International Journal of Computer Assisted Radiology and Surgery 6/2015

Automated objective surgical skill assessment in the operating room from unstructured tool motion in septoplasty

Zeitschrift:
International Journal of Computer Assisted Radiology and Surgery > Ausgabe 6/2015
Autoren:
Narges Ahmidi, Piyush Poddar, Jonathan D. Jones, S. Swaroop Vedula, Lisa Ishii, Gregory D. Hager, Masaru Ishii
Wichtige Hinweise

Conflict of interest

The authors declare that they have no conflict of interest.

Ethical standard

All procedures performed in studies involving human participants were in accordance with the ethical standards of the institutional and/or national research committee and with the 1964 Declaration of Helsinki and its later amendments or comparable ethical standards.

Informed consent

For this study (approved by Institutional Review Board at Johns Hopkins), no written consent was necessary.

Abstract

Purpose

Previous work on surgical skill assessment using intraoperative tool motion has focused on highly structured surgical tasks such as cholecystectomy and used generic motion metrics such as time and number of movements.
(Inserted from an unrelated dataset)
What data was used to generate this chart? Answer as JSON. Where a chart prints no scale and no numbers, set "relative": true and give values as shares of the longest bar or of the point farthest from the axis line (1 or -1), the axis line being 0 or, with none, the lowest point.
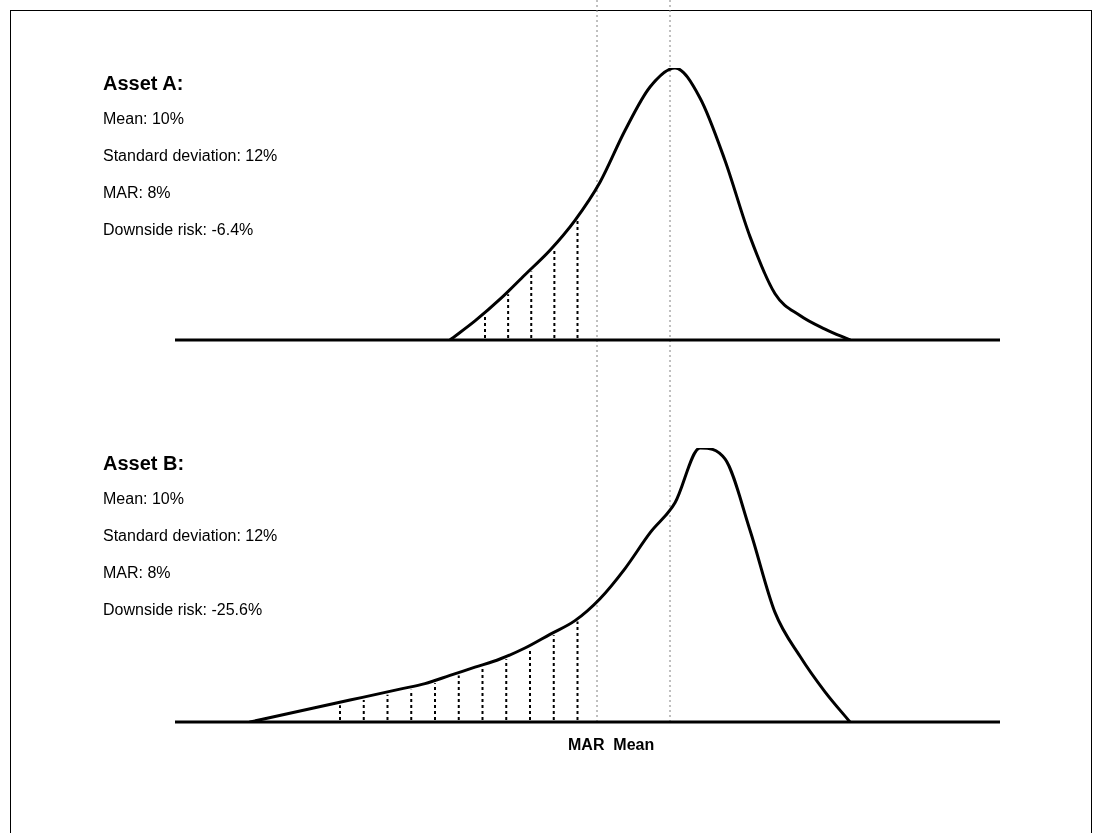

Other statistical methods such as hidden Markov models (HMM) and descriptive curve coding (DCC) have been successfully used to assess skill in structured activities on bench-top tasks. Methods to assess skill and provide effective feedback to trainees for unstructured surgical tasks in the operating room, such as tissue dissection in septoplasty, have yet to be developed.

Methods

We proposed a method that provides a descriptive structure for septoplasty by automatically segmenting it into higher-level meaningful activities called strokes. These activities characterize the surgeon’s tool motion pattern. We constructed a spatial graph from the sequence of strokes in each procedure and used its properties to train a classifier to distinguish between expert and novice surgeons. We compared the results from our method with those from HMM, DCC, and generic metric-based approaches.

Results

We showed that our method—with an average accuracy of 91 %—performs better or equal than these state-of-the-art methods, while simultaneously providing surgeons with an intuitive understanding of the procedure.

Conclusions

In this study, we developed and evaluated an automated approach to objectively assess surgical skill during unstructured task of tissue dissection in nasal septoplasty.